Wednesday, February 26, 2020

12-5-19 Supercomputing: a year in review

This year has been an exciting year in the supercomputing industry as there have been many new developments. Two weeks after the world’s largest conference in the industry, SC19, all the announcements have made it to the internet and opinions have been shared, which makes it the perfect time to highlight the developments of the year.
In my opinion, the top two developments in supercomputing have been two new players in the processor market finally taking a significant share in the industry. The past few years have been dominated by Intel and Nvidia. However, this year two new players began to take some of the glory. AMD and ARM have both designed new processors and seem to be taking a market share from Intel with computing systems on the TOP500 list, a list of the top 500 most powerful computers in the world.
AMD brought products to the market competing with both Intel and Nvidia. The AMD EPYC processors offer a higher memory bandwidth than Intel processors and push the envelope of performance with an average of 30 percent higher performance on supercomputing workloads than Intel. The AMD Radeon Instinct beat Nvidia to the punch, releasing the world’s first PCIe4.0 bases graphics processing units. The increased communication bandwidth coupled with the optimized software stack and virtualization technologies drive higher efficiency and datacenter optimization than current technologies by Nvidia. I would say the biggest obstacle to AMD is the fear of adopting new technologies in research-based workloads.

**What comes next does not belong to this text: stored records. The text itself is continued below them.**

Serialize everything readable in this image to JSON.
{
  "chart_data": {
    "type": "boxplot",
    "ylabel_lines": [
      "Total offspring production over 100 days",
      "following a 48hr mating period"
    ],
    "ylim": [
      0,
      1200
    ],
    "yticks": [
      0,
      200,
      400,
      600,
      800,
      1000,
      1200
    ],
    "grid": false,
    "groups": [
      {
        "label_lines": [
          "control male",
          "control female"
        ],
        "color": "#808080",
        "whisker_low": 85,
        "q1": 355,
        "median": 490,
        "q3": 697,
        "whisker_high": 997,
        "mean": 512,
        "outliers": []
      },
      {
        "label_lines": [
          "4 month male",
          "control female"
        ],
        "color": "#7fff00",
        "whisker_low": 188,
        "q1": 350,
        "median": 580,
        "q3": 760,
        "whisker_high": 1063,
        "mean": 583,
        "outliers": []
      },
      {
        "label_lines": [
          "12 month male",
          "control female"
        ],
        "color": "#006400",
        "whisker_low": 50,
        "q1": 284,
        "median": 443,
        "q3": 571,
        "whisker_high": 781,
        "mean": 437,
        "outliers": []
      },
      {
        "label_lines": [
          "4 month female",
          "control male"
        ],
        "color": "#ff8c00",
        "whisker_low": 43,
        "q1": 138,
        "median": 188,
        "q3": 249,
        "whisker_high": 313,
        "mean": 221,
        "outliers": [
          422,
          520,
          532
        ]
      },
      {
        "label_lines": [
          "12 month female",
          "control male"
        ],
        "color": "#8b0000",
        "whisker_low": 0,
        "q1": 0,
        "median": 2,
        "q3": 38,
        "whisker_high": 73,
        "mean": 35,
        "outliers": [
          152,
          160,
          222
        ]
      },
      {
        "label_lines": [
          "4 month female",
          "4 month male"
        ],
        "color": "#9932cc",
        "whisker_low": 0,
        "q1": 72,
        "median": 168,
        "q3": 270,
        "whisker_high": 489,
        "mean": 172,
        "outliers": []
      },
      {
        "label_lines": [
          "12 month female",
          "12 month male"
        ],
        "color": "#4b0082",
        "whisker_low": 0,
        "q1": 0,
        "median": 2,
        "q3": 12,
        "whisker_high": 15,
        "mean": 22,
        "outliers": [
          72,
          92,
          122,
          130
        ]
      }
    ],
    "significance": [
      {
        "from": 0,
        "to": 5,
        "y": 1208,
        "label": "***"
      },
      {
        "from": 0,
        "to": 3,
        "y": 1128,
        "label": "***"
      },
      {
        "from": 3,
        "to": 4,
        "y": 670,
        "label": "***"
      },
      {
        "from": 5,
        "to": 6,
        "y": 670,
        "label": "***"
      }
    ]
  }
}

ARM made its entrance into supercomputing in 2011 as part of the European Mont-Blanc project. ARM had already dominated the mobile market; chances are you have an ARM processor in your pocket right now powering your smart phone. However, making the leap from mobile to the datacenter was a challenging proposition. This year they made a big splash with introduction of a product in partnership with NVIDIA, and various hardware vendors to build GPU-accelerated Arm-based servers. These servers hit the strongest area of the HPC market as a majority of the TOP500 supercomputers are powered primarily by Nvidia GPUs. Coupling the energy efficiency of GPUs and Arm CPUs results in some of the most energy efficient computing platforms available today.
The other big change in supercomputing are the new breakthroughs in machine learning and artificial intelligence. These breakthroughs are redefining scientific methods and enabling exciting opportunities for new architectures. The floodgates are open for new technologies that accelerate the machine learning methods, which are less computationally intensive and more memory intensive. Driven by these breakthroughs, ARM and AMD both bring higher memory performance than we have ever seen before into the market.
The final new technology breakthrough in supercomputing in 2019 was the proof of quantum supremacy, which we have talked about before. It does not mean a lot right now and will probably steal the show in 2030 as the adoption of new technologies in supercomputing seems to move slow.
Why is any of this important to you? Today’s supercomputers are used for weather forecasting, new product development, drug research and scientific modeling. Supercomputers have replaced the laboratory in many industries, reducing the total cost of product development thus reducing the cost of the product. As supercomputing power increases, the cost of consumer goods should decrease and the level of public safety should increase.